Pourtant, il reste encore beaucoup de travail à faire si les provinces ont l’espoir de respecter les normes, surtout en ce qui concerne la main-d’œuvre.
« Je pense que nous entrons dans une crise », a déclaré le Dr Joseph Wong, fondateur du Yee Hong Center for Geriatric Care, la plus grande maison de retraite à but non lucratif du pays.
Il a déclaré que le Canada aura besoin de plus de 100 000 nouveaux préposés aux services de soutien à la personne pour fournir des soins au cours des 10 à 15 prochaines années afin de fournir des soins adéquats aux résidents.
« C’est une bombe à retardement », a-t-il dit.
TRAVAILLEURS ESSENTIELS
On pourrait dire la même chose du système de santé dans son ensemble.
Aucun des nobles objectifs des politiciens fédéraux ou provinciaux ne sera possible s’ils ne trouvent pas un moyen de persuader les travailleurs de rester dans les hôpitaux, les cliniques et les centres de soins de longue durée partout au Canada, a déclaré Linda Silas, présidente de la Fédération canadienne des Syndicats d’infirmières.
« Ils n’ont pas le personnel pour faire le travail », a-t-elle déclaré.
Les pénuries de personnel ont été le thème commun parmi certains des problèmes les plus graves sous-jacents à la crise de santé publique au Canada.
Des dizaines de salles d’urgence ont été forcées de fermer temporairement ou de réduire leurs heures parce qu’il n’y avait pas assez de personnel pour traiter les blessures et les maladies urgentes. L’Association médicale canadienne estime que près de cinq millions de Canadiens n’ont pas de médecin de famille. Et des centaines de milliers de Canadiens sont sur des listes d’attente pour des chirurgies et des tests de diagnostic en attente.
Les syndicats de la santé et les associations professionnelles veulent une stratégie nationale pourmédecins, infirmières et préposés aux services de soutien à la personne dans leur travail ainsi que de former de nouveaux employés pour renforcer leurs rangs.
Silas a déclaré qu’après des années d’épuisement professionnel et de détresse morale de ne pas pouvoir s’occuper correctement de leurs patients, les infirmières en particulier ont dit: « J’en ai assez ».

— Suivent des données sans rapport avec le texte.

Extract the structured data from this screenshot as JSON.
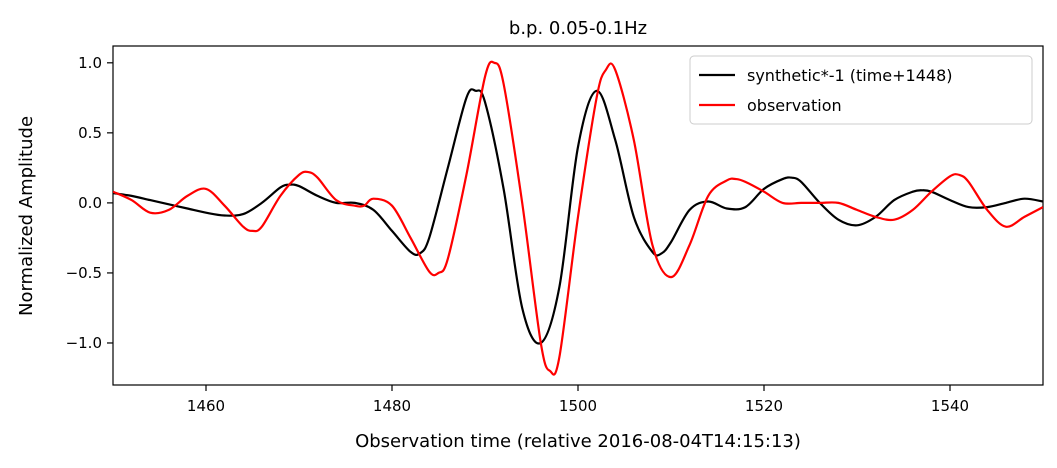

Les infirmières de l’Ontario se sont également opposées à une loi limitant les augmentations salariales à 1 % par année.
Les données de l’Institut canadien d’information sur la santé montrent qu’en raison des nouveaux diplômés, l’offre d’infirmières continue de croître. Cependant, beaucoup ont choisi de ne pas occuper des postes à temps plein, et le personnel existant envisage de plus en plus une retraite anticipée, a déclaré Silas.
Les exigences plus lourdes du travail depuis la pandémie, combinées à de moins en moins de personnes pour faire le travail, ont créé ce que même le ministre fédéral de la Santé appelle une crise.
« Nous devons arrêter le saignement », a déclaré Silas.
Ce rapport de La Presse canadienne a été publié pour la première fois le 5 février 2023.